Some businesses try to keep flexibility by saying commission is “discretionary”. That can be helpful in some cases, but it can also backfire if:
- commission has been paid consistently in the past (creating an expectation)
- salespeople rely on commission as a meaningful part of their income
- the discretion is exercised inconsistently or without clear criteria
A better approach is often to define the plan clearly, and only reserve discretion for limited edge cases (like correcting errors, dealing with fraud, or resolving genuine conflicts about deal ownership).
How Do Refunds, Cancellations, And Returns Affect Commission?
Refunds and cancellations are where commission plans commonly fall apart - especially if your business sells online, offers subscriptions, or operates in an industry with cancellation rights.
It’s worth thinking through these scenarios upfront, including how they tie into your obligations under consumer law.
Consumer Law Still Applies To Your Business
If you’re selling to consumers in New Zealand, you’ll likely need to comply with the Fair Trading Act 1986 (truthful advertising and no misleading conduct) and, in many cases, the Consumer Guarantees Act 1993 (minimum guarantees around goods and services). That can affect how often refunds occur, and how you communicate offers and “no refunds” policies.
If your advertising or promotions lead to higher-than-normal refund requests, that can create commission disputes unless your plan clearly explains how those adjustments work.
Common Approaches Businesses Use
There isn’t one perfect approach. The right model depends on your product, sales cycle, and customer terms - but common options include:
- Commission is only earned after payment clears (and sometimes after a set period)
- Clawback clauses for refunds within a defined window (e.g. 30 or 60 days)

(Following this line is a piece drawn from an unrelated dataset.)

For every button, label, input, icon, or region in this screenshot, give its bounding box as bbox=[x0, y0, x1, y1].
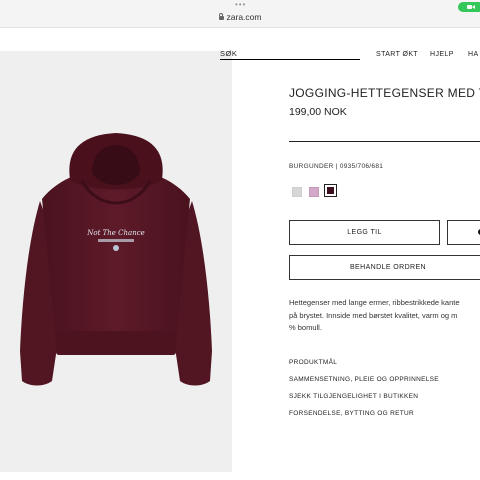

- Holdback models where a portion of commission is held until the refund window passes
The key is to ensure these rules are set out clearly and applied consistently. If you’re handling customer data as part of the sales process (like storing leads, call recordings, or onboarding documents), it’s also a good time to check you have a fit-for-purpose Privacy Policy in place.
Subscriptions And Ongoing Revenue
If you sell subscriptions (monthly retainers, SaaS, memberships), consider whether commission is:
- a one-off payment on sign-up; or
- paid over time as revenue comes in; or
- a hybrid (smaller upfront + ongoing trail commission).
Make sure the rules match how you invoice and recognise revenue - and how likely cancellations are in the early months.
Key Takeaways
- Sales commissions aren’t usually legally required in New Zealand, but once you offer them, the terms can become contractually enforceable.
- The most common commission disputes happen because businesses don’t clearly define what counts as a sale, when commission is earned, and what happens if a sale is refunded or cancelled.
- A practical commission structure should match your real sales cycle and clearly explain calculations, timing, deal ownership, and any adjustments like discounts or clawbacks.
- Commission terms are often best documented in a written agreement (such as an employment agreement with a commission schedule) so everyone is on the same page from day one.
- If you need to change a commission plan, you should be careful about unilateral or retrospective changes and ensure updates are documented properly and communicated clearly.
- If you use contractors for sales, make sure the relationship is genuinely a contractor arrangement and is supported by a properly drafted contract.